This house was built by Allan Macpherson, a leading local businessman, militia leader, magistrate and Napanee's first postmaster, in proximity to his general store on Dundas Street. Nicknamed "The Laird of Napanee," Macpherson was at the centre of most of the town's activities. He moved to Kingston in 1849 and his son Donald took over the house.
Sir John A. MacDonald, a relation of the Macpherson family, was a frequent guest at the house. The house remained in the Macpherson family until 1896. It was purchased by the Lennox and Addington Historical Society in 1962, restored and opened as a museum in 1967.

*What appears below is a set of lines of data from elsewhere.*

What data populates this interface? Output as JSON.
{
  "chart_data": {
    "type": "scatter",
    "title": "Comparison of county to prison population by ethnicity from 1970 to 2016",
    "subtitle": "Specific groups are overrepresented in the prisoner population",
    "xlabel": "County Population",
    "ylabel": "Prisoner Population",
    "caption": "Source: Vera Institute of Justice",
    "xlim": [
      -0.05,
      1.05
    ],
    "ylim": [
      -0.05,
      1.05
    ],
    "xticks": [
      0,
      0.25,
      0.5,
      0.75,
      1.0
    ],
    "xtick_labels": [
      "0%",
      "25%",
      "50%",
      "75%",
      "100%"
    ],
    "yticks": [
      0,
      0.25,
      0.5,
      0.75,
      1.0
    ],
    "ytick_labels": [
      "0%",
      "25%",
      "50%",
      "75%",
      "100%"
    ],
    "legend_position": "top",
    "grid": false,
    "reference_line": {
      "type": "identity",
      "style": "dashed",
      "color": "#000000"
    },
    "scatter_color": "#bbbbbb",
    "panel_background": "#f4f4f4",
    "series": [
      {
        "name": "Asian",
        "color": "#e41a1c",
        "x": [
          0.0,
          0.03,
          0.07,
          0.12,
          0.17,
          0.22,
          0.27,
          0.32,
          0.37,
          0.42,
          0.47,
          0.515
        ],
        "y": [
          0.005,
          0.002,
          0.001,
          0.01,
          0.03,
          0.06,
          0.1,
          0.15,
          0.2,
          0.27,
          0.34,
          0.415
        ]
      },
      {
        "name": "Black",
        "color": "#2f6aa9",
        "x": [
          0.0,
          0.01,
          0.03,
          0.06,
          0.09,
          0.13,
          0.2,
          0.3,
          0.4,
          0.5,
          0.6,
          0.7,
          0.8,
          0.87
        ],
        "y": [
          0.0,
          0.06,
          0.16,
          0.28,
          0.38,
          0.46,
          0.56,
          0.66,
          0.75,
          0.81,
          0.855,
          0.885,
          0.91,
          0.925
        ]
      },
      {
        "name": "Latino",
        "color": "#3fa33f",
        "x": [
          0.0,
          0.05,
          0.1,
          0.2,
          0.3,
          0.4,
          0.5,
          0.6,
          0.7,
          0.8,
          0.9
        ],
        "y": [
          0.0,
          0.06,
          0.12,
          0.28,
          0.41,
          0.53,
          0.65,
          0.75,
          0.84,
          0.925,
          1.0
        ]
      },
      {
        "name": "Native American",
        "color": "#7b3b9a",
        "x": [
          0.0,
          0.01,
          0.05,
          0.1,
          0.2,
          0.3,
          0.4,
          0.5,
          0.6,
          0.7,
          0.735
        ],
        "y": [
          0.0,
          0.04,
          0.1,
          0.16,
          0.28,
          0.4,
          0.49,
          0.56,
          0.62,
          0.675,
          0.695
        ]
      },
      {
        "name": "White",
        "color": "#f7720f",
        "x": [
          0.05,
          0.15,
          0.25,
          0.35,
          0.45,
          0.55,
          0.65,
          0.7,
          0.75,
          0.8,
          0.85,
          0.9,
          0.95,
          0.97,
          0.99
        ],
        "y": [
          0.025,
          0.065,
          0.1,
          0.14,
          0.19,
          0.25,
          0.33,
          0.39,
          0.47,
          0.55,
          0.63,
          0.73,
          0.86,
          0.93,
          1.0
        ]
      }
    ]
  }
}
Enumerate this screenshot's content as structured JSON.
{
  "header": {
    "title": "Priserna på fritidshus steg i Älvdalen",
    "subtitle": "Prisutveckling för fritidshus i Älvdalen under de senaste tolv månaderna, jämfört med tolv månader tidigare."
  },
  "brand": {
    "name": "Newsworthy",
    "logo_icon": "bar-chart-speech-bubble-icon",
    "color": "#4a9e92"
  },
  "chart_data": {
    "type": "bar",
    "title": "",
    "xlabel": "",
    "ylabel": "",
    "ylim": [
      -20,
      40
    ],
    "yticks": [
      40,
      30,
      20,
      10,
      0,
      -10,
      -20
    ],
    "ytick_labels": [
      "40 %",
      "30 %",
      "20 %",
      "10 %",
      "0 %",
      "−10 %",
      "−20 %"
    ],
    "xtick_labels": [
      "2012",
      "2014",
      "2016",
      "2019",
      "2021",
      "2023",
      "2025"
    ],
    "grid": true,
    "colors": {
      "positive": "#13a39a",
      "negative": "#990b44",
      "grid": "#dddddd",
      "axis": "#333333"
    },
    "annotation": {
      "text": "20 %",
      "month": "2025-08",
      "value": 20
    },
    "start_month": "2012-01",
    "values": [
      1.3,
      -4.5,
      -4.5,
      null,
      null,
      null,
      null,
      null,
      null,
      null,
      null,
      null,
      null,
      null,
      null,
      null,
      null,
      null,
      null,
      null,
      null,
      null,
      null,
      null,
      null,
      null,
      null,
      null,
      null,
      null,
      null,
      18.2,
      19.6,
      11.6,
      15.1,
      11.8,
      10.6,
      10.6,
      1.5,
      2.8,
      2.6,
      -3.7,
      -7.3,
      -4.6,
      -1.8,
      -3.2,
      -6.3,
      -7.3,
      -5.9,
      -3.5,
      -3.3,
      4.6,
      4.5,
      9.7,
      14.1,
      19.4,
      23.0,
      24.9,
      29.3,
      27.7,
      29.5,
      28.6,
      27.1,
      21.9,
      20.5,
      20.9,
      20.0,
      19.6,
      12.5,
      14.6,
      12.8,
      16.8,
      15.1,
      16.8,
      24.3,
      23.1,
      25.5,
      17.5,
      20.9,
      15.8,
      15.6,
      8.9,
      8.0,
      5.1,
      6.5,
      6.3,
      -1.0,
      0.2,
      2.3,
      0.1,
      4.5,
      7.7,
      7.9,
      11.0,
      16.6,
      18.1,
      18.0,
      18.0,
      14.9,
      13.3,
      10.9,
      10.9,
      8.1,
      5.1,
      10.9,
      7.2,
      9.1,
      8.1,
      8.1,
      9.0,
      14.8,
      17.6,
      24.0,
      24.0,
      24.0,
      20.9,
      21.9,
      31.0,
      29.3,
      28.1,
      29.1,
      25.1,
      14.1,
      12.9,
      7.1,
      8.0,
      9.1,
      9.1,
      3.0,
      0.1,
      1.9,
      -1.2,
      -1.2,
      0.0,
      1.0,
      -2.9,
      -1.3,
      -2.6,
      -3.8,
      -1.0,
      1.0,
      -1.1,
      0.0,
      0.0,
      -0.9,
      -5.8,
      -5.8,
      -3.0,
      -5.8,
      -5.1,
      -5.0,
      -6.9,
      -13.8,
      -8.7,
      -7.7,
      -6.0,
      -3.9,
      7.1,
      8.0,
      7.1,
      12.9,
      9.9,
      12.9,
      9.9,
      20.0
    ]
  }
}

The design of this two-storey frame house is a vernacular Georgian form with neoclassical features. It has clapboard cladding and a side gable roof with two brick-end chimneys. Its typically Georgian-style symmetrical front and rear elevations are divided into five bays with an entranceway and two flanking windows. The plan is arranged around a central hall, also typical of Georgian design. Exterior distinguishing features include: an imposing neoclassical front and rear entranceway with wide rectangular transoms with a fan-like motif in glazing bars; half sidelights with interlacing glazing bars; wide six-panel doors and pilasters with decorative moulding; matching neoclassical venetian windows over the front and rear doors; cornice returns with multiple mouldings and return eaves; beaded corner boards; and simple window frames with plain dripboard cornices and a 12-over-12 window sash. A one-and-a-half-storey kitchen wing with dormers was added on the east side in the 1830s. The house is located in a park-like riverside setting on the banks of the Napanee River.
In 1977, the Town of Napanee designated the house under the Ontario Heritage Act and, in 1982, the Ontario Heritage Trust secured a heritage easement on the building.